SELASA, 3 MEI 2016
SURABAYA – Perusahaan Daerah Taman Satwa (PDTS) Kebun Binatang Surabaya (KBS), tidak hanya memperhatikan kesejahteraan satwa. Tapi pengelolaan beretika pun perlu diperhatikan.

Pengelolaan beretika seperti pemenuhan nutrisi yang tepat, ornamen kandang yang berestetika serta akses air minum yang mudah, tentu dibutuhkan oleh setiap satwa. Sehingga diharapkan satwa dapat merasa bahagia, aman dan nyaman. Selain itu taraf hidup satwa bisa lebih lama.
Melihat permasalahan tersebut, PDTS KBS berencana menggelar seminar ‘Strategi Pengelolaan KBS’ dengan judul ‘Menuju Pengelolaan Beretika dan Berkesejahteraan Satwa’ pada hari Senin (9/5/2016) mendatang di ruang Sawunggaling Gedung Pemerintahan Kota (Pemkot) Surabaya.

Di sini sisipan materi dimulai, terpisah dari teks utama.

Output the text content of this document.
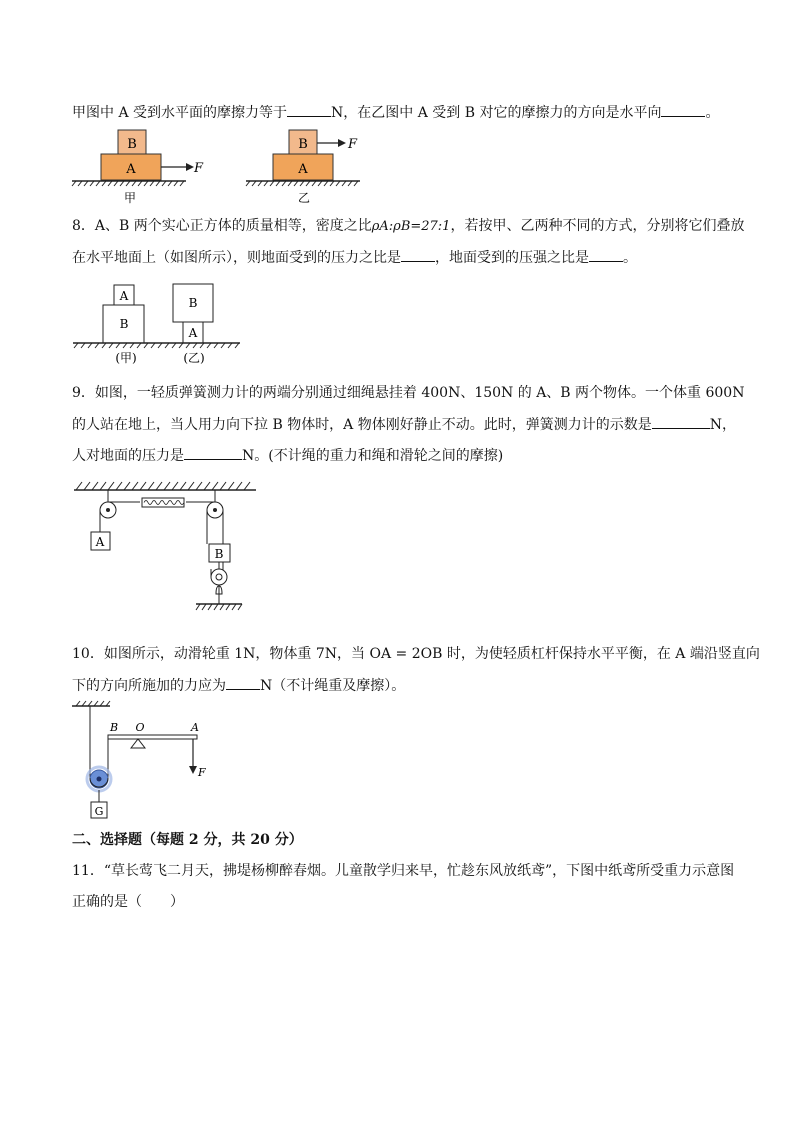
甲图中 A 受到水平面的摩擦力等于	N，在乙图中 A 受到 B 对它的摩擦力的方向是水平向	。
B
A	F
甲
B
A
F
乙
8．A、B 两个实心正方体的质量相等，密度之比ρA:ρB=27:1，若按甲、乙两种不同的方式，分别将它们叠放
在水平地面上（如图所示），则地面受到的压力之比是 ，地面受到的压强之比是 。
A
B
B
A
(甲)	(乙)
9．如图，一轻质弹簧测力计的两端分别通过细绳悬挂着 400N、150N 的 A、B 两个物体。一个体重 600N
的人站在地上，当人用力向下拉 B 物体时，A 物体刚好静止不动。此时，弹簧测力计的示数是	N，
人对地面的压力是	N。(不计绳的重力和绳和滑轮之间的摩擦)
A
B
10．如图所示，动滑轮重 1N，物体重 7N，当 OA = 2OB 时，为使轻质杠杆保持水平平衡，在 A 端沿竖直向
下的方向所施加的力应为 N（不计绳重及摩擦）。
G
B O	A
F
二、选择题（每题 2 分，共 20 分）
11．“草长莺飞二月天，拂堤杨柳醉春烟。儿童散学归来早，忙趁东风放纸鸢”，下图中纸鸢所受重力示意图
正确的是（　　）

Hal ini dilakukan agar setiap elemen bisa memberikan kontribusi aktif dengan cara sumbangsih saran. Baik dari kementerian, pemerintah daerah maupun masyarakat pemerhati satwa.
Pjs. Direktur Utama (Dirut) PDTS KBS, Aschta Boestani Tajudin menjelaskan, seminar nantinya akan dibahas mengenai evaluasi dalam pengelolaan kebun binatang secara umum, juga membahas satwa yang surplus (kelebihan) dan single (sendiri) serta terkait Sumber Daya Manusia (SDM) sebagai pengelola.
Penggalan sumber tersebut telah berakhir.